Briskly we are given the backstory of a family made vulnerable by the death – perhaps by poisoning – of their patriarch, after which they leaned heavily on the church. Having moved to India and become a nun, Anjezë heard the voice of Jesus calling her on a train near Darjeeling in 1946. By 1969, she was revered enough under the name Mother Teresa of Calcutta – as the boss of donation-funded sanctuaries for orphans, people with leprosy and the dying – for a laudatory BBC film to be made about her. The attention boosted Teresa’s effort to expand her organisation, Missionaries of Charity, beyond India, opening orders around the world.

For the Love of God? tries to offer an unimpeachably balanced range of contributors. In the absence of the late Christopher Hitchens, the writer best known for cutting down Teresa, Aroup Chatterjee, whose work inspired Hitchens’ film about her, appears, offset by a couple of friendly biographers and with first-hand witnesses to the work of Missionaries of Charity in the middle.

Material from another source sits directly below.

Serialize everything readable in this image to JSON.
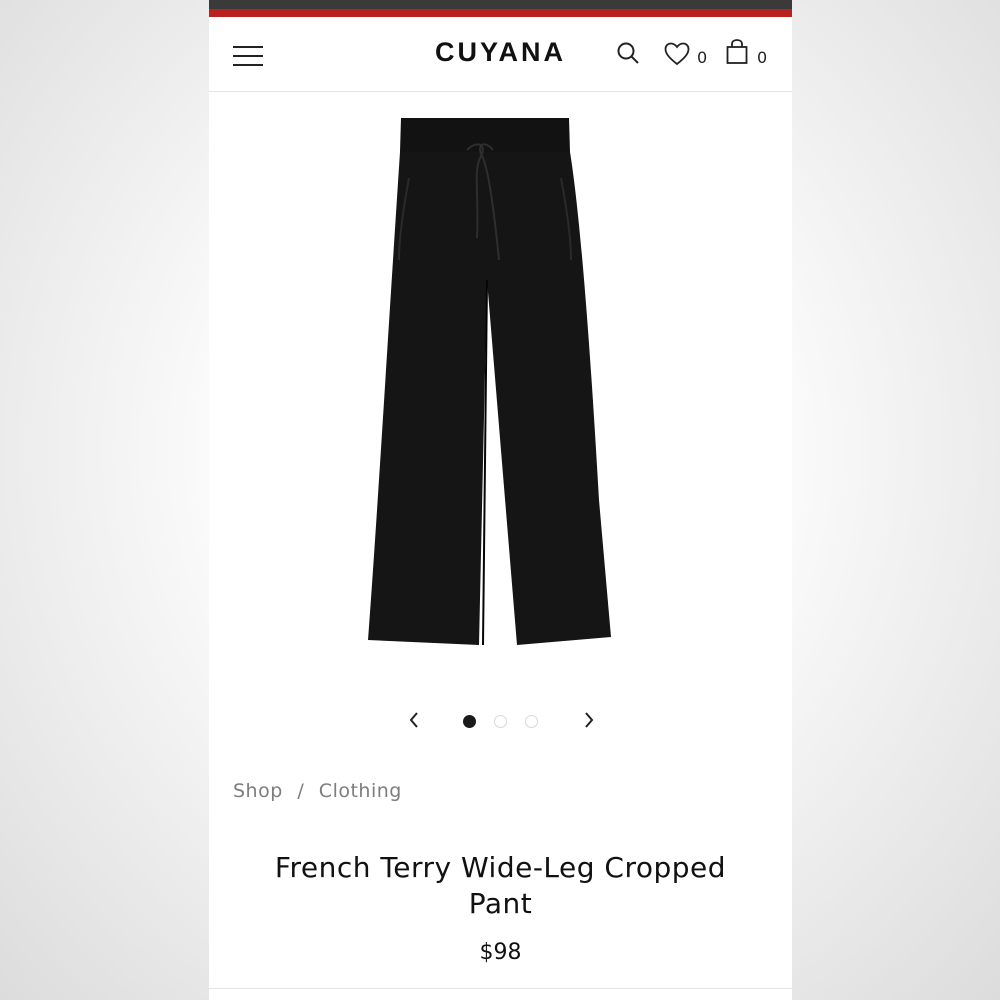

The problem, for Teresa’s defenders, at least, is that as soon as you mount a description of her that goes into more detail than “she spent her life caring for the poor”, the illusion melts.

An American woman who signed up for the mission, and who felt an electric charge akin to romantic love when Teresa put a hand on her as a welcome blessing, describes how the nuns’ devotion required being cut off from newspapers, radio and contact with friends. A craze for self-flagellation developed among the “sisters”, inspired by Teresa’s dictum that “love, to be real, has to hurt”. Even a man who was a Kolkata orphan stricken with polio in the late 1970s, and who credits the Missionaries of Charity with saving his life, talks of the psychological effects of the sometimes “brutal” atmosphere.